Add two losses as training criterion, not help

rm031 · July 24, 2018, 9:37am

My code is as following, when alpha is set to 0 in the first function and train the network, I expect to get similiar behavior when using second function for training. But I get totally different results!!! Setting alpha to 0 leads to wrong results. This bothers me a lot.

def loss_fn_kd(outputs, labels, teacher_outputs, alpha, T):
    """
    Compute the knowledge-distillation (KD) loss given outputs, labels.
    "Hyperparameters": temperature and alpha
    """

    loss1 = nn.KLDivLoss(size_average=False)(F.log_softmax(outputs/T, dim=1),
                            F.softmax(teacher_outputs/T, dim=1)) * (alpha * T * T)
    loss2 = F.cross_entropy(outputs, labels, size_average=False) * (1. - alpha)

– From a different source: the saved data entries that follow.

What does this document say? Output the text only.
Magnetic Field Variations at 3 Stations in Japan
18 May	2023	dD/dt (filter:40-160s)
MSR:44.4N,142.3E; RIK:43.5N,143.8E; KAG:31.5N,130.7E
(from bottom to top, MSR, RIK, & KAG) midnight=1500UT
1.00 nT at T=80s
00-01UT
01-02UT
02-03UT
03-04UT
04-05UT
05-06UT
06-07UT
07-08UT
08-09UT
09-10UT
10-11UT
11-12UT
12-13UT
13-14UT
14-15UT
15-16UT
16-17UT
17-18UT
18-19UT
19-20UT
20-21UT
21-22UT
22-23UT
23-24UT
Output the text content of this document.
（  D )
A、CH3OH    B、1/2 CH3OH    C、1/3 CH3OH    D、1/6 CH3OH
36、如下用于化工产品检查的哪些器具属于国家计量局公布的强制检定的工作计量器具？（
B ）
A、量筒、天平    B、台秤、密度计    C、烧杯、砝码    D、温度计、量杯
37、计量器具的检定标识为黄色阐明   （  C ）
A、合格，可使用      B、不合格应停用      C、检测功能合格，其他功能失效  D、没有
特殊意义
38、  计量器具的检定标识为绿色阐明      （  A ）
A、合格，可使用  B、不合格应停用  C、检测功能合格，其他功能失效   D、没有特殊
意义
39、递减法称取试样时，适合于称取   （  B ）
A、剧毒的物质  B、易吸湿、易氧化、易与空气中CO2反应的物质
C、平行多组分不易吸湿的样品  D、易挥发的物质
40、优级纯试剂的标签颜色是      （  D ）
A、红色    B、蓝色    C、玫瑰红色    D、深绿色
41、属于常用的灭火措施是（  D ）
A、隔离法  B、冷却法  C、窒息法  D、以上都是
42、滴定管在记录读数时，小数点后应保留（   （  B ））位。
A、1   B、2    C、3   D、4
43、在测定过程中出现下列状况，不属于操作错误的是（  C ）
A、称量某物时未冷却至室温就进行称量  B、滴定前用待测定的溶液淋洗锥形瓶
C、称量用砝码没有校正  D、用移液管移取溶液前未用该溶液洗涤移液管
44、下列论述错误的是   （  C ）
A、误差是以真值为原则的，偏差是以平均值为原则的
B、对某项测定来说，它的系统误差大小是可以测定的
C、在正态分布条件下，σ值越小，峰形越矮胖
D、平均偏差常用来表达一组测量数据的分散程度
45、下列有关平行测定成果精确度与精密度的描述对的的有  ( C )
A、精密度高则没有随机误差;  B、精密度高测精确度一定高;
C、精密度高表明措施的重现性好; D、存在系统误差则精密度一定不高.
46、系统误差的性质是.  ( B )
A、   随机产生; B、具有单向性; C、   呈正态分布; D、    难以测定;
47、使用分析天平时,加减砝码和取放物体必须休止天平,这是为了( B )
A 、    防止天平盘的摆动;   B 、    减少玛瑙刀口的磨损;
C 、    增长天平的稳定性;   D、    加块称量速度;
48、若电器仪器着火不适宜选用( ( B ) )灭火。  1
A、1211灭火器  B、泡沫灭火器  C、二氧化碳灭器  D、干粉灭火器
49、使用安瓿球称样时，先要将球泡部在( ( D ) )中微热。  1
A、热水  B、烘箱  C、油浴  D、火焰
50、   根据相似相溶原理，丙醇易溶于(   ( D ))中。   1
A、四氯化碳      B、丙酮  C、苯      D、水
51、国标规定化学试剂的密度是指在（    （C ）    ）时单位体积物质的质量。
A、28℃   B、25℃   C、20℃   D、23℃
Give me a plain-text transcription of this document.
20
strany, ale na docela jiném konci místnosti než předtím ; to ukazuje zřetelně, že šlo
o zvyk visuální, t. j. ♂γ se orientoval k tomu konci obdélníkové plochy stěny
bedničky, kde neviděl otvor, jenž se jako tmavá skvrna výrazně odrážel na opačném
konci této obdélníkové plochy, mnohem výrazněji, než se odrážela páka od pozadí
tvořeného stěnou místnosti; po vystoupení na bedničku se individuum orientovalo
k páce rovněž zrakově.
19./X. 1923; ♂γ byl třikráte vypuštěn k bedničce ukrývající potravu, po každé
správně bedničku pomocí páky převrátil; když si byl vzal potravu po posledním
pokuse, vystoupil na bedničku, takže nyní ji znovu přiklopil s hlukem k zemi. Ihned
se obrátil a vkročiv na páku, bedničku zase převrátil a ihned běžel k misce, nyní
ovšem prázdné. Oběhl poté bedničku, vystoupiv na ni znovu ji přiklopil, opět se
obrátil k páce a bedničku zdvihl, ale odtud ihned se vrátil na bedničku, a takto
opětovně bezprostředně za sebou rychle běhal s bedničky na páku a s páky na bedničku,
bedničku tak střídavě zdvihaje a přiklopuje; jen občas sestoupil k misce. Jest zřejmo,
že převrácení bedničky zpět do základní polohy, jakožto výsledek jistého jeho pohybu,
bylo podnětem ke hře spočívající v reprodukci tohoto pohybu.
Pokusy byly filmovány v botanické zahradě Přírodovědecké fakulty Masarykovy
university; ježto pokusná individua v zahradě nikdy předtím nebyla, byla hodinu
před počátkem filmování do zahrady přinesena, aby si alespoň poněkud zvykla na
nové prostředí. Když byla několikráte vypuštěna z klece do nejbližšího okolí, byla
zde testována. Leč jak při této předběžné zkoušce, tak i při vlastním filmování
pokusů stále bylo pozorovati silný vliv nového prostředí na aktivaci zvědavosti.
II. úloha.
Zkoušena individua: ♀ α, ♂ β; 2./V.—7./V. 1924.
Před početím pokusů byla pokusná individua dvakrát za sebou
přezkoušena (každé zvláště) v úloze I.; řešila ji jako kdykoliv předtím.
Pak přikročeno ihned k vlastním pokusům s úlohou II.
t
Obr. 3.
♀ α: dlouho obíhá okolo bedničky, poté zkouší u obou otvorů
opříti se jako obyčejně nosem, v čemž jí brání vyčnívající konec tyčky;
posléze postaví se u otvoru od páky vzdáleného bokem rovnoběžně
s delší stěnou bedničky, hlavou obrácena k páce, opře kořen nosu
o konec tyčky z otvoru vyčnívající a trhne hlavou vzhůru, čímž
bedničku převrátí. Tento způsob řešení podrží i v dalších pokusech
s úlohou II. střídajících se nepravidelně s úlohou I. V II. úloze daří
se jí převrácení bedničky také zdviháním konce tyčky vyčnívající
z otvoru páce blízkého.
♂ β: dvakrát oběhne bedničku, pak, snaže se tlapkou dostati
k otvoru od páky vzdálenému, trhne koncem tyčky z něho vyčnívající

    KD_loss = loss1 + loss2

    return KD_loss / outputs.size(0)

def loss_fn_kd(outputs, labels, teacher_outputs, alpha, T):
    """
    Compute the knowledge-distillation (KD) loss given outputs, labels.
    "Hyperparameters": temperature and alpha
    """

    KD_loss = F.cross_entropy(outputs, labels, size_average=False) * (1. - alpha)

    return KD_loss / outputs.size(0)

Carl · July 24, 2018, 6:33pm

With alpha = 0, both loss_fn_kd are exactly equivalent. I cannot help further with the given information.